Carbon is a fundamental element for understanding the formation and evolution of planetary bodies. The origin of the Moon has aroused intensive interest and debate, from which several hypotheses have been proposed. The prevalent giant impact theory has been strongly supported by the notion of a carbon-depleted Moon that derived from the early analysis of Apollo samples. Recently, this consensus has been significantly challenged by the observation of global carbon ion fluxes from the Moon, suggesting the presence of indigenous carbon on the Moon [1]. This observation is consistent with the presence of graphite in the lunar soil [2]. Therefore, it is highly desirable to unravel the crystalline structure of the indigenous carbon phase by conducting further characterization studies on the young lunar samples.
Graphene has revolutionized the research of condensed matter physics and materials science with its novel physical phenomena and extraordinary properties [3]. It plays an increasingly important role in extensive areas including planetary and space science. It is estimated that ∼1.9% of total interstellar carbon is in the form of graphene [4] and protosolar graphene has been identified in the carbonaceous chondrites [5]. Since graphene has been routinely prepared by using artificial techniques with distinct morphologies and properties as determined by the specific formation process, the composition and structure characterization of natural graphene would provide rich information on the geologic evolution of parent bodies.
Analysis of soil samples is the most precise method available for determining the composition and structure of the Moon and investigating its geologic origins and histories.

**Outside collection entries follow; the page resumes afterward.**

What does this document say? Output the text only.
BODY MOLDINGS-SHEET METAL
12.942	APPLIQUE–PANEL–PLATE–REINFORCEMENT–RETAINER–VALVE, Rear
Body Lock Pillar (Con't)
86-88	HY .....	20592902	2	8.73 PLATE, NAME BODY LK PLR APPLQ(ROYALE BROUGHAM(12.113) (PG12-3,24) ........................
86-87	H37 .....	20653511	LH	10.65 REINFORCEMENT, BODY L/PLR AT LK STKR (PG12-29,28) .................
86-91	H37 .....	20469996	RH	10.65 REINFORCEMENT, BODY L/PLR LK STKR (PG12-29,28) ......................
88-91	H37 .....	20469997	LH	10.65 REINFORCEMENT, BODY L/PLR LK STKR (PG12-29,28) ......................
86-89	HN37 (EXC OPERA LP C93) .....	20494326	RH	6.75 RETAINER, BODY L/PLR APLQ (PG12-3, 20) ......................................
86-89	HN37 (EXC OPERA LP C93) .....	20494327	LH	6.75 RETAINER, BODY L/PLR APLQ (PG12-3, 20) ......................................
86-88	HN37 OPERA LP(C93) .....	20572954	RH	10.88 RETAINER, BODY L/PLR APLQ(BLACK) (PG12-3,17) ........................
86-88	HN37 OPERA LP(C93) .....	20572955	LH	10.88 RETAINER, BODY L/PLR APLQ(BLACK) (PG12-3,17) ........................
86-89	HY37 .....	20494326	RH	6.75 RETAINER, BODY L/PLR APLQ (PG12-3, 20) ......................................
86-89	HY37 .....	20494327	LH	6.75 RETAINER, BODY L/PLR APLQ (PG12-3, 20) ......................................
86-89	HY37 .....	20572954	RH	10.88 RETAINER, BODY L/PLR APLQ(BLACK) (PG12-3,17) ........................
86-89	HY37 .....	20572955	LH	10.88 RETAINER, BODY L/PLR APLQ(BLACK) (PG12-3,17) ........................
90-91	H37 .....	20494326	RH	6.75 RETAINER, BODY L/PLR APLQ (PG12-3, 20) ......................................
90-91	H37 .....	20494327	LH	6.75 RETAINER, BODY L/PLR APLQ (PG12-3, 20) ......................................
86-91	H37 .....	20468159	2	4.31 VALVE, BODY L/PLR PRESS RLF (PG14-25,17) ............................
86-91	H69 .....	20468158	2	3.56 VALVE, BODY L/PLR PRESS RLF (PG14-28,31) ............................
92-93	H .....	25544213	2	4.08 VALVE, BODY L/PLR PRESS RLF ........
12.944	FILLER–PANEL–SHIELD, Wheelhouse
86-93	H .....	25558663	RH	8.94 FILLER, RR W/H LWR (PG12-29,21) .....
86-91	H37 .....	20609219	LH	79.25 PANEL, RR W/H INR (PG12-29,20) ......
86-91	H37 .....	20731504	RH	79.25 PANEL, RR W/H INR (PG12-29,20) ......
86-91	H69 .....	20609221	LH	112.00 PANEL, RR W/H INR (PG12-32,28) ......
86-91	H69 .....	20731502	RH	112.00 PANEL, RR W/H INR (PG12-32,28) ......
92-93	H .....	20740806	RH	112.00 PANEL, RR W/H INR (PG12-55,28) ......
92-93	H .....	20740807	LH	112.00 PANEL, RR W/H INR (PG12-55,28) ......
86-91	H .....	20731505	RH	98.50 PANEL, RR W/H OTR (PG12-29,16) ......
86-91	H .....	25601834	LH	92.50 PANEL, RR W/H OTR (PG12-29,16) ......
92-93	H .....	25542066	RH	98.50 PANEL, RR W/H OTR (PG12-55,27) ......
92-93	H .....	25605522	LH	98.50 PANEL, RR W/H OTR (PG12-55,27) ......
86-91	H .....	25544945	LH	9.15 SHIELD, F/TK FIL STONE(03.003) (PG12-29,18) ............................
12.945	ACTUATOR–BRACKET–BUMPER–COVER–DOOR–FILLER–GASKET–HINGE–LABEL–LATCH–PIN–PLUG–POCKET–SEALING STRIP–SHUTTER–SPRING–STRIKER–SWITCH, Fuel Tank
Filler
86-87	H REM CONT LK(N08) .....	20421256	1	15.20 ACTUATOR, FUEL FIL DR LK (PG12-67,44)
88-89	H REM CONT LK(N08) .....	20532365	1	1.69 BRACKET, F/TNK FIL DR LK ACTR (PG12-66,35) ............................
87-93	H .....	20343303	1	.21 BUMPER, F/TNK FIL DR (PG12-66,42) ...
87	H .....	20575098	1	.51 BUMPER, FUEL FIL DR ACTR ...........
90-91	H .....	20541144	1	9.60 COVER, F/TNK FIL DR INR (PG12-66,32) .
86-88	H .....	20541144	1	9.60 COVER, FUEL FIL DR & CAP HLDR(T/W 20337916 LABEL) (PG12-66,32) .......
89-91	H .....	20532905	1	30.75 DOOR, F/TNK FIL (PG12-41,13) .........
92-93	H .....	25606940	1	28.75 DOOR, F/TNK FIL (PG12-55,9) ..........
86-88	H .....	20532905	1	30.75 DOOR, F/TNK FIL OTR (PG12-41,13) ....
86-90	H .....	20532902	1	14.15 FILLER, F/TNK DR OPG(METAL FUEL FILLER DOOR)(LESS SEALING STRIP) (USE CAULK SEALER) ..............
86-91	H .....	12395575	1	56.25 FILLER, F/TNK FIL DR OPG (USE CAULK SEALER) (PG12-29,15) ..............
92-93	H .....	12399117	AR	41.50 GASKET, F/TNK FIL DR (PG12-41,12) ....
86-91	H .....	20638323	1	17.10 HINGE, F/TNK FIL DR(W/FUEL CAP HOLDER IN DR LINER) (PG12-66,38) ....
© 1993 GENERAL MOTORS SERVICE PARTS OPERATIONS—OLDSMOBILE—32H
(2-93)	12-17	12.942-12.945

The Chang'e-5 (CE-5) lunar soils are the youngest mare basalt samples reported so far [6]. Recent studies have identified ilmenite (FeTiO3), pentlandite, amorphous features and even photosynthetic catalysts in CE-5 lunar soil (Supporting Information I). Further investigation may lead to important scientific discoveries in astronomy, geography, chemistry and materials science [7]. Herein, we report the discovery and direct microscopy visualization of natural few-layer graphene in the CE-5 lunar soil samples, by utilizing a variety of characterization techniques (Supporting Information II). Graphene is embedded as individual flakes or formed as part of a carbon shell enclosing the mineral particles. Our result reveals one typical structure of indigenous carbon in the Moon and its formation mechanism has been proposed. This finding may reinvent the understanding of chemical components, geography episodes and the history of the Moon.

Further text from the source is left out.